This study addresses the challenge of efficiently covering target regions with multiple robots in multi-task scenarios where sensing requirements are initially unknown. To tackle this problem, the authors propose a unified framework that employs federated multi-task coverage when sensing demands are known, and integrates online multi-task Gaussian process regression to learn the unknown demand functions and enable adaptive coverage control when they are not. The main contributions include formalizing a novel multi-task coverage problem, introducing a regret metric tailored to multi-task coverage, and proving that the proposed adaptive algorithm achieves sublinear cumulative regret. Theoretical analysis establishes the convergence of the algorithm, while numerical experiments demonstrate its effectiveness and superiority in multi-robot, multi-task coverage settings.

Coverage control is essential for the optimal deployment of agents to monitor or cover areas with sensory demands.
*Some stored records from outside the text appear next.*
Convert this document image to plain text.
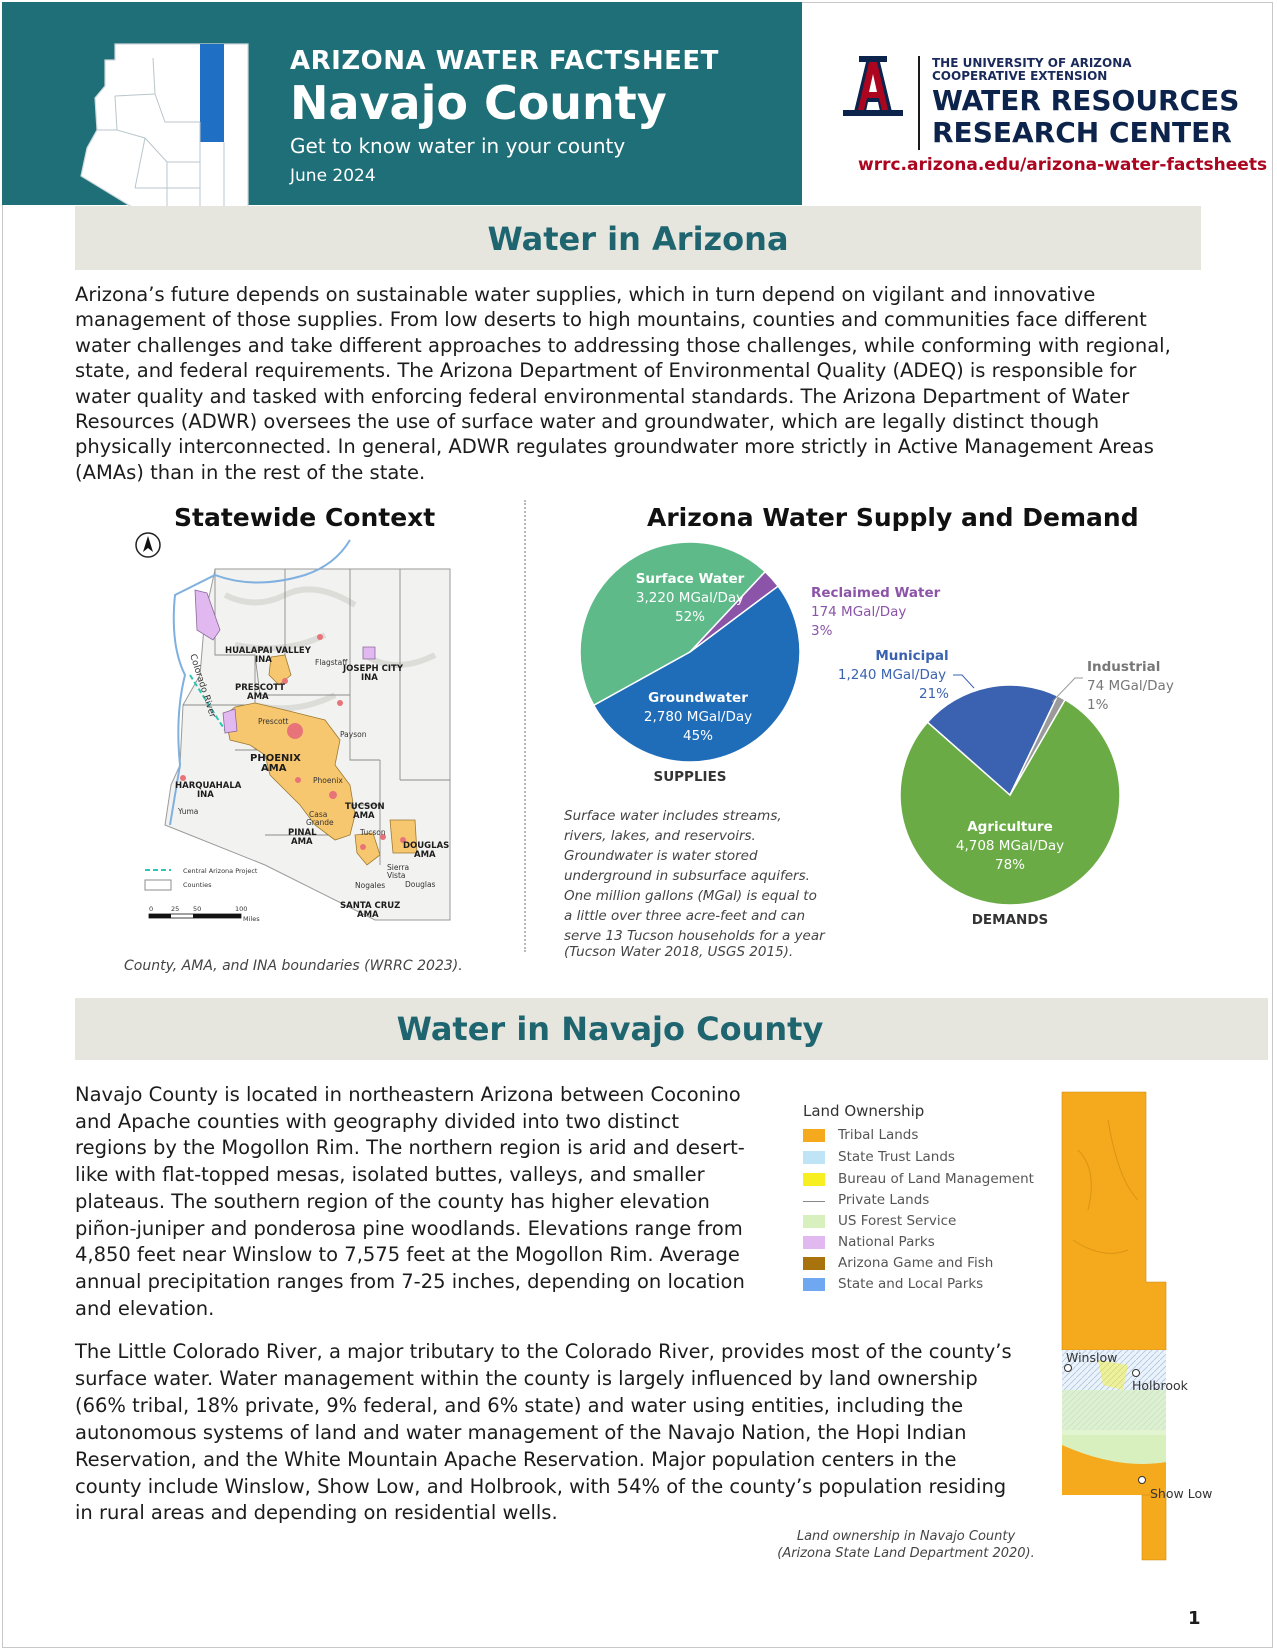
ARIZONA WATER FACTSHEET
Navajo County
Get to know water in your county
June 2024
THE UNIVERSITY OF ARIZONA
COOPERATIVE EXTENSION
WATER RESOURCES
RESEARCH CENTER
wrrc.arizona.edu/arizona-water-factsheets
Water in Arizona
Arizona’s future depends on sustainable water supplies, which in turn depend on vigilant and innovative
management of those supplies. From low deserts to high mountains, counties and communities face different
water challenges and take different approaches to addressing those challenges, while conforming with regional,
state, and federal requirements. The Arizona Department of Environmental Quality (ADEQ) is responsible for
water quality and tasked with enforcing federal environmental standards. The Arizona Department of Water
Resources (ADWR) oversees the use of surface water and groundwater, which are legally distinct though
physically interconnected. In general, ADWR regulates groundwater more strictly in Active Management Areas
(AMAs) than in the rest of the state.
Statewide Context
HUALAPAI VALLEY
INA
JOSEPH CITY
INA
PRESCOTT
AMA
PHOENIX
AMA
HARQUAHALA
INA
TUCSON
AMA
PINAL
AMA	DOUGLAS
AMA
SANTA CRUZ
AMA
Flagstaff
Prescott
Payson
Phoenix
Yuma	Casa
Grande
Tucson
Sierra
Vista
Nogales	Douglas
Colorado River
Central Arizona Project
Counties
0	25 50	100
Miles
County, AMA, and INA boundaries (WRRC 2023).
Arizona Water Supply and Demand
Surface Water
3,220 MGal/Day
52%
Groundwater
2,780 MGal/Day
45%
Reclaimed Water
174 MGal/Day
3%
SUPPLIES
Municipal
1,240 MGal/Day
21%
Industrial
74 MGal/Day
1%
Agriculture
4,708 MGal/Day
78%
DEMANDS
Surface water includes streams,
rivers, lakes, and reservoirs.
Groundwater is water stored
underground in subsurface aquifers.
One million gallons (MGal) is equal to
a little over three acre-feet and can
serve 13 Tucson households for a year
(Tucson Water 2018, USGS 2015).
Water in Navajo County
Navajo County is located in northeastern Arizona between Coconino
and Apache counties with geography divided into two distinct
regions by the Mogollon Rim. The northern region is arid and desert-
like with flat-topped mesas, isolated buttes, valleys, and smaller
plateaus. The southern region of the county has higher elevation
piñon-juniper and ponderosa pine woodlands. Elevations range from
4,850 feet near Winslow to 7,575 feet at the Mogollon Rim. Average
annual precipitation ranges from 7-25 inches, depending on location
and elevation.
The Little Colorado River, a major tributary to the Colorado River, provides most of the county’s
surface water. Water management within the county is largely influenced by land ownership
(66% tribal, 18% private, 9% federal, and 6% state) and water using entities, including the
autonomous systems of land and water management of the Navajo Nation, the Hopi Indian
Reservation, and the White Mountain Apache Reservation. Major population centers in the
county include Winslow, Show Low, and Holbrook, with 54% of the county’s population residing
in rural areas and depending on residential wells.
Land Ownership
Tribal Lands
State Trust Lands
Bureau of Land Management
Private Lands
US Forest Service
National Parks
Arizona Game and Fish
State and Local Parks
Winslow
Holbrook
Show Low
Land ownership in Navajo County
(Arizona State Land Department 2020).
1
While traditional coverage involves single-task robots, increasing autonomy now enables multitask operations. This paper introduces a novel multitask coverage problem and addresses it for both the cases of known and unknown sensory demands. For known demands, we design a federated multitask coverage algorithm and establish its convergence properties. For unknown demands, we employ a multitask Gaussian Process (GP) framework to learn sensory demand functions and integrate it with the multitask coverage algorithm to develop an adaptive algorithm. We introduce a novel notion of multitask coverage regret that compares the performance of the adaptive algorithm against an oracle with prior knowledge of the demand functions. We establish that our algorithm achieves sublinear cumulative regret, and numerically illustrate its performance.